The marvelous Saoirse Ronan plays Eleanor, the undead adolescent bloodsucker whose narration guides the moody and visually stylish film by Neil Jordan (The Crying Game). For two centuries, Eleanor has been forced to move from town to town, accompanied by her mother, Clara (Gemma Arterton), whenever too many dead bodies start piling up.

The constant relocation isn’t Eleanor’s fault. Like Twilight’s Cullens, Eleanor doesn’t cruelly murder humans. Instead, she gets their permission before drinking their blood, seeking out mainly the elderly and the infirm. Clara has her own idiosyncratic moral code, preying on those who would prey on the weak and powerless. Of course, the concept of “innocent until proven guilty” doesn’t apply here; she’s judge, jury and executioner.

The mother-and-daughter relationship is just as interesting as—and a lot more fraught than—the one between Eleanor and Frank (Caleb Landry Jones), the sickly teen who befriends Eleanor when she and her mom turn up at a British seaside resort, having hastily fled their last home. Eleanor has a kind of purity that her mother, who makes ends meet by turning tricks, lacks. When Clara opens a brothel in the seedy Byzantium guesthouse, playing on the lust and loneliness of Noel (Daniel Mays), the building’s sad-sack proprietor, Eleanor’s disgust with her mother is unfiltered.

Their relationship is, as they say, complicated. Flashbacks gradually illuminate a backstory, pointing at long-suppressed, and incompletely buried, trauma.

Moira Buffini’s script (adapted from her play A Vampire Story) hints that Eleanor’s tale of vampires may be a work of fiction. The film opens with Eleanor writing, compulsively, in a diary. Later, she enrolls in a creative writing workshop, where it takes only a couple of assignments before Eleanor’s teacher (Tom Hollander) and guidance counselor (Maria Doyle Kennedy) start to wonder whether their student is in some kind of dissociative state.

It adds an intriguing patina to the story.

Unfortunately, Jordan’s direction is more literal-minded. Despite suggestions that the whole mother-daughter vampire business may exist only in Eleanor’s damaged head, the film keeps insisting otherwise. The bloody flashbacks and the mounting body count keep the story grounded in reality. Or as grounded in reality as a vampire tale can be.

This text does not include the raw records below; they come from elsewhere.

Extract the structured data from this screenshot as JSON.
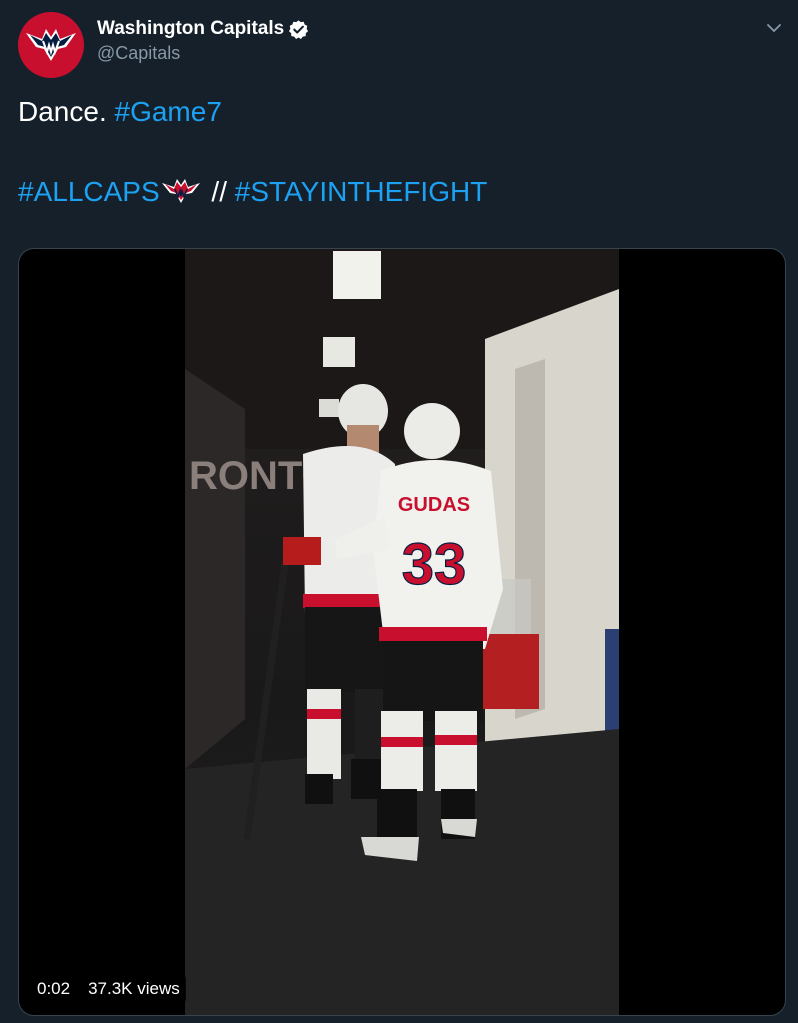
{
  "author": {
    "display_name": "Washington Capitals",
    "handle": "@Capitals",
    "verified": true,
    "avatar_icon": "capitals-eagle-logo"
  },
  "tweet": {
    "line1_text": "Dance. ",
    "line1_hashtag": "#Game7",
    "line2_hashtag1": "#ALLCAPS",
    "line2_separator": " // ",
    "line2_hashtag2": "#STAYINTHEFIGHT"
  },
  "media": {
    "type": "video",
    "time": "0:02",
    "views": "37.3K views",
    "jersey_name": "GUDAS",
    "jersey_number": "33"
  },
  "colors": {
    "background": "#15202b",
    "link": "#1da1f2",
    "secondary_text": "#8899a6",
    "avatar_red": "#c8102e"
  },
  "icons": {
    "menu": "chevron-down-icon",
    "verified": "verified-badge-icon"
  }
}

Though Ronan and Jones make a cute, if morbid, couple, Arterton is less appealing. There’s a subplot about Clara being pursued by a pair of mysterious men in black (Uri Gavriel and Sam Riley). Are they cops? Vampire hunters? Vampires? That thriller element is less thrilling than the young lovers’ story.

In fact, storytelling and its healing power lend Byzantium its most intriguing subtext.

Vampire movies, of course, are nothing new. One scene shows Clara, Eleanor and Noel curled up for the evening in front of a television playing the 1966 cheese-tastic Dracula: Prince of Darkness, one of nine Dracula-themed films by the famously overwrought British film company Hammer Horror.

The joke seems to be that in 2013, it’s hard to teach an old bloodsucker new tricks. Still, Byzantium has a few moves that might surprise you. They have nothing to do with blood, but everything to do with the heart.